What Is a KellyBronze Turkey and Should You Buy One for Your Thanksgiving Dinner?
Once raised for food, heritage turkeys (like the Narragansett, Black Spanish, White Holland, and Bourbon Red) have all but disappeared since the advent of modern industrial agriculture. Now they are only bred on a small scale for discerning consumers like our founder, Martha Stewart. Martha has long been an advocate of heritage turkeys, pointing out that by choosing one, you are helping to protect the cultural legacy of the old breeds and to keep genetic diversity for the future. But are you also enjoying a more delicious turkey? Maybe. Heritage turkeys have the reputation for being tougher and harder to cook, tasting gamier, having more dark meat, and being much more expensive than conventional turkeys. We don't agree, but if you're not already a fan, KellyBronze may be the one heritage breed turkey well worth the price.
The Bronze turkey originally came from Mexico and was named for its dark feathers. The Kelly family popularized the breed which had almost become extinct, raising them free-range in the 70s and 80s. Bred and raised to be a better-tasting bird, the KellyBronze became a cult favorite in the U.K. where everyone sang its praises including celebrity chefs Nigella Lawson, Jamie Oliver, and Gordon Ramsey. In 2014, the Kelly family bought a farm in Virginia to begin producing the birds for the U.S. market; in 2017 they received a license to sell them. Today the birds are produced on farms across the East Coast.
What Is a KellyBronze Turkey?
In 1526 an enterprising trader called William Strickland imported six wild turkeys into England from the Americas explains Paul Kelly, Managing Director of KellyBronze. These were the original Bronze turkey and direct descendants of the KellyBronze that are bred today, but he adds, "KellyBronze is a brand and not just a breed. It is a unique breed grown wild in the foothills of the Blue Ridge Mountains, fed on a fresh mash of corn and soy milled on the farm. It is grown to full maturity before being hand plucked and hung."
Are They Really Better Tasting?
Fans say the KellyBronze is the best tasting bird available. According to Kelly, "It's a chain of events that produces the perfect turkey. Conventional turkeys are about 12 weeks when harvested and KellyBronze is six months. Maturity has the single biggest impact on flavor." Also, the KellyBronze is the only turkey in America to be plucked dry by hand without the use of water and then dry-aged. Kelly adds, "How the bird is handled postmortem is just as important as the methods of raising the birds. The traditional method of dry plucking and dry aging of the bird is critical to the eating quality, just as it is with beef. Dry plucking and hanging in a fridge at specific tried and tested temperatures for up to 14 days is our main point of difference. In England, we call this method New York dressed but it disappeared in the U.S. in favor of the much cheaper and faster method of wet processing."
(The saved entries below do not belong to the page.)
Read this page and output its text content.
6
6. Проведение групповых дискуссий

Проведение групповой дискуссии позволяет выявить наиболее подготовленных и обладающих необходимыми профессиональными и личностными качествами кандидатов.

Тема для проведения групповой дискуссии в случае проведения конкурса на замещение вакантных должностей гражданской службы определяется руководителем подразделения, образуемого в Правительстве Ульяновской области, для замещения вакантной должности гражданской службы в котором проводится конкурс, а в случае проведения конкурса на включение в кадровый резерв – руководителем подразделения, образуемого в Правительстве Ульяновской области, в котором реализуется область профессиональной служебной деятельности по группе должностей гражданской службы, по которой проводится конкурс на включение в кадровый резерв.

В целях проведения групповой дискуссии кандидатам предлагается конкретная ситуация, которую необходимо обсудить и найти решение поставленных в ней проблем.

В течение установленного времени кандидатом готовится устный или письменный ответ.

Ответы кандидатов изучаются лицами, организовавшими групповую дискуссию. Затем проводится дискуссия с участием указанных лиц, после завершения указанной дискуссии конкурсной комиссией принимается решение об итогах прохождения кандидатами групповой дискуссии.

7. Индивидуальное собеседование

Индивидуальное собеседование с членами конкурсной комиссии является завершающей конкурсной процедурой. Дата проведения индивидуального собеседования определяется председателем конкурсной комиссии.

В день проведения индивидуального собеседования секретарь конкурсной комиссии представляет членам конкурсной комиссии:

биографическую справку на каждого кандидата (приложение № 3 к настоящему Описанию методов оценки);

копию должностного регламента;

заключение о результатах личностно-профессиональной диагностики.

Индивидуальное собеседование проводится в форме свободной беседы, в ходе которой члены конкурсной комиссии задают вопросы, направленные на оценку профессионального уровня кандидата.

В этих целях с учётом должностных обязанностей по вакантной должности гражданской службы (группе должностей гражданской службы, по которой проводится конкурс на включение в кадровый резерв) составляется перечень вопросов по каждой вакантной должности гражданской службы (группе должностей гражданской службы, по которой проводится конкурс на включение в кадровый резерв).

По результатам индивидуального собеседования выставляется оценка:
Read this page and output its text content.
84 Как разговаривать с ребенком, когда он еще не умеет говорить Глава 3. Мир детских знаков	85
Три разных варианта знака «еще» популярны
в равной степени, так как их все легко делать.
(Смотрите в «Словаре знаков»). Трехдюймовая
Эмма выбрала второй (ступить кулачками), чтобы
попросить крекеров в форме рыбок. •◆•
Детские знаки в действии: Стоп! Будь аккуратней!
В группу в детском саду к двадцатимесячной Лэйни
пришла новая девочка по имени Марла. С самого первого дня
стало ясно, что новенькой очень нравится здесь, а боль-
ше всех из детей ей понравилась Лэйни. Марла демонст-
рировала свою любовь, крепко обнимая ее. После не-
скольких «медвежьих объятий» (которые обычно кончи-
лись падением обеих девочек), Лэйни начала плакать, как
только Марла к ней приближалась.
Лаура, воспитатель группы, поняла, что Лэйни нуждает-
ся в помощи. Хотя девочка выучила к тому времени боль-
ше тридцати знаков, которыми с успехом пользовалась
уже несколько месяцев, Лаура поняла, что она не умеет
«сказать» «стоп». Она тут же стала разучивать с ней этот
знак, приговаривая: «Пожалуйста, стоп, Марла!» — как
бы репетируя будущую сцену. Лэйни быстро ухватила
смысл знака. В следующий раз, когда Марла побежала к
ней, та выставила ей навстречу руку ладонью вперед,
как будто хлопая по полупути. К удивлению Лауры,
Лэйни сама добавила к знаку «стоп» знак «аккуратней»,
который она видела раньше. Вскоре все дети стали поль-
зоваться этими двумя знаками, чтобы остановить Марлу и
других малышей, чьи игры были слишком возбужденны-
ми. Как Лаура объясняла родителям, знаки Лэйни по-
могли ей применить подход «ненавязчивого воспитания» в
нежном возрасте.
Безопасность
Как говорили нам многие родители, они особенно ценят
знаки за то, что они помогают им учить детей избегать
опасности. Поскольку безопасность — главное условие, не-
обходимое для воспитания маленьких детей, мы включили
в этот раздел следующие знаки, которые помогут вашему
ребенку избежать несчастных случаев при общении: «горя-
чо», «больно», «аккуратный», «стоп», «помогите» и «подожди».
The dry plucking and hanging, along with the development of intramuscular fat from a bird allowed to reach full maturity, allows a much shorter cooking time and core temperatures well below that of conventional water-processed turkeys in the U.S. The fat on the mature bird means particularly rich and succulent meat. Kelly says, "Because of the maturity and carcass structure, the stock and gravy produced from a KellyBronze will blow your mind."
A KellyBronze turkey will not taste the same as a conventional turkey, and it also won't look the same. "The dry hand plucking means a few feather stubs will be left in the skin which is the sole reason the bronze turkey disappeared from the marketplace 60-70 years ago," Kelly explains. "It is an artisan turkey that puts eating quality over aesthetics." Where can you find KellyBronze turkeys? They can be ordered online, for fresh delivery the week before Thanksgiving, or purchased directly from a farm or shop on the East Coast.
How Do You Cook One?
Throw away all your preconceived ideas of cooking a turkey. Kelly says, "The KellyBronze will cook much quicker than any other turkey because of the breed and maturity. No basting or brining or stuffing." The breed and maturity along with the methods of rearing and dry-aging means it does not need any of these "moisture enhancements." He recommends allowing the bird to come to room temperature, then roasting it breast side down in a pan at 350 degrees in a convection oven or 375 degrees in a regular oven with two pints of water and vegetables, seasoning it only with salt and pepper. After an hour, he turns the turkey breast side up and a half-hour before the recommended cooking time, he checks the bird every 10 minutes and when it reaches temperature, he lets it rest for 30 minutes to an hour before serving. Cooking times range from 1 1/2 hours for an 8-10 pound bird to 2 1/2 hours for a 20-pound bird.